La Commission accueille favorablement la proposition du ministère de fixer la durée de conservation des données de journalisation à trois ans. Cependant, elle rappelle que l'exploitation de ces données est indispensable afin d'atteindre l'objectif de sécurisation du traitement. A défaut d'une solution technique de traitement et d'analyse des données de journalisation collectées, des mesures organisationnelles de revue périodique par la hiérarchie peuvent permettre cette sécurisation.
En l'absence d'informations suffisantes sur le sujet, elle ne peut donc se prononcer sur l'adéquation des mesures de sécurité de la LRPDJ BOX, module qui permet aux enquêteurs des services fiscaux d'utiliser LRPDJ sans être connectés à un réseau.
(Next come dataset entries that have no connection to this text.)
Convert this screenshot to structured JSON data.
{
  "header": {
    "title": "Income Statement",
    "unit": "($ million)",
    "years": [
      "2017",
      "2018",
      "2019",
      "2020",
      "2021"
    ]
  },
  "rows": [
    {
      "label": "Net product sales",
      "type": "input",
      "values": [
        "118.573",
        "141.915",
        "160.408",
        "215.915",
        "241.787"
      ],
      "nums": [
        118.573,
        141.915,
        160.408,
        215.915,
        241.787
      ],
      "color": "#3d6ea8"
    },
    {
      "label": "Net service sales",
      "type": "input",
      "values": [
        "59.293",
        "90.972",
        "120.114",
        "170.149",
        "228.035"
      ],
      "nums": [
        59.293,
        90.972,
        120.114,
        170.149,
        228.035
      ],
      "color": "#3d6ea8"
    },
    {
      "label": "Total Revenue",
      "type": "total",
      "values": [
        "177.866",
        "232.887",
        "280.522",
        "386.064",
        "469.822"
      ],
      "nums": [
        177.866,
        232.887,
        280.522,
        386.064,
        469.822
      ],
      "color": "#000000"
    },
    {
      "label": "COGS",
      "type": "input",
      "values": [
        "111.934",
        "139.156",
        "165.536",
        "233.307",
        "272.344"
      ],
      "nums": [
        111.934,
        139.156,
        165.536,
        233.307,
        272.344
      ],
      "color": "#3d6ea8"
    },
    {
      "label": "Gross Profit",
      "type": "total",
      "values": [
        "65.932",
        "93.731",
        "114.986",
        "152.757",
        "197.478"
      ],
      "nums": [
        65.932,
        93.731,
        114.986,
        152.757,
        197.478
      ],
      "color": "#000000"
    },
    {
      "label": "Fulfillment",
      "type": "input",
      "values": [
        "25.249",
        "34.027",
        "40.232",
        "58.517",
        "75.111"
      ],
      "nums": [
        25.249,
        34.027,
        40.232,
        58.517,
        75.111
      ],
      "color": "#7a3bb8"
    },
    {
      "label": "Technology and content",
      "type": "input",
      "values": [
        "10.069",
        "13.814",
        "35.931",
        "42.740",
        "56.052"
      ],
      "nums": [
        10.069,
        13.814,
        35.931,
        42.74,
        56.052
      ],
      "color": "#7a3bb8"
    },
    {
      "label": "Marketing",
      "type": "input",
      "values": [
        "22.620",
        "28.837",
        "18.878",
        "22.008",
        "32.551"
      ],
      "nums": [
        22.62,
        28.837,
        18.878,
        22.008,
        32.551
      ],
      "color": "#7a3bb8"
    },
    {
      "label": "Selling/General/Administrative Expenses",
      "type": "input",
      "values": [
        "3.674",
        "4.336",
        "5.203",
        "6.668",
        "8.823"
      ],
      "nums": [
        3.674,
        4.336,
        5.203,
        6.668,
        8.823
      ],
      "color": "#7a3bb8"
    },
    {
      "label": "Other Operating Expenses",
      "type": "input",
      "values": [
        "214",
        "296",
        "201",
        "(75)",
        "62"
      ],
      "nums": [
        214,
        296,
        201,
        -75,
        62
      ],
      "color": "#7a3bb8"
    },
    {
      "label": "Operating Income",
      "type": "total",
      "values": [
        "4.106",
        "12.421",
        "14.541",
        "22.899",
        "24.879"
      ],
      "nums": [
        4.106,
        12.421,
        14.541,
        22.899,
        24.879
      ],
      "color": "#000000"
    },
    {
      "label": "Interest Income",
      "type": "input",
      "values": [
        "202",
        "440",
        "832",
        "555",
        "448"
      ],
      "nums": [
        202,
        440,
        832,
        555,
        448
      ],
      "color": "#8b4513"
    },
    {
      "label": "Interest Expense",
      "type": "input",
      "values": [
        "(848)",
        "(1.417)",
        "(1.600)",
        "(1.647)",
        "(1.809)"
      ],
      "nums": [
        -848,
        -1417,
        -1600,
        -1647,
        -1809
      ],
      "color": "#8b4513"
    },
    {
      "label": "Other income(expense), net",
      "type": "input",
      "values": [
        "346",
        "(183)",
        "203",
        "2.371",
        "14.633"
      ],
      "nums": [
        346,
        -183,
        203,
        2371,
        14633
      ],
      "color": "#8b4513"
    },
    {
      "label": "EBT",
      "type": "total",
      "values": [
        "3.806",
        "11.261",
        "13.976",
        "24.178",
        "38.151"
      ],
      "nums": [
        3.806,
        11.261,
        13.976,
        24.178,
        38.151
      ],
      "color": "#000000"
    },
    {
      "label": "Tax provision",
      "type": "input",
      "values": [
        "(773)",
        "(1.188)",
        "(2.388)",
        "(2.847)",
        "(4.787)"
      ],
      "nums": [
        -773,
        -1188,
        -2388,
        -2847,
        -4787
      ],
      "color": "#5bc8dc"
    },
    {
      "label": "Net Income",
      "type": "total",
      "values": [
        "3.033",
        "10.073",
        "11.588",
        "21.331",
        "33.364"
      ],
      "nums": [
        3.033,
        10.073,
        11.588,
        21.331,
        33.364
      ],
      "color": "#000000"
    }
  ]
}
En tout état de cause, la Commission rappelle que le hachage (qui peut participer au contrôle d'intégrité des données) et le chiffrement (qui peut participer à la confidentialité des données) sont deux notions différentes.
De manière générale, et en l'absence de réponse sur ce point, la Commission rappelle qu'elle considère que la nature des données exige que celles-ci fassent l'objet de mesures de chiffrement ainsi que de contrôle d'intégrité conformes à l'annexe B1 du référentiel général de sécurité tant au niveau des bases de données que des sauvegardes.
La Commission prend acte de ce que le LRPDJ est accessible alternativement via le Réseau interministériel de l'Etat ou bien via un VPN, et que cet accès est dans tous les cas soumis à l'utilisation d'une carte agent combinée avec un code PIN individuel.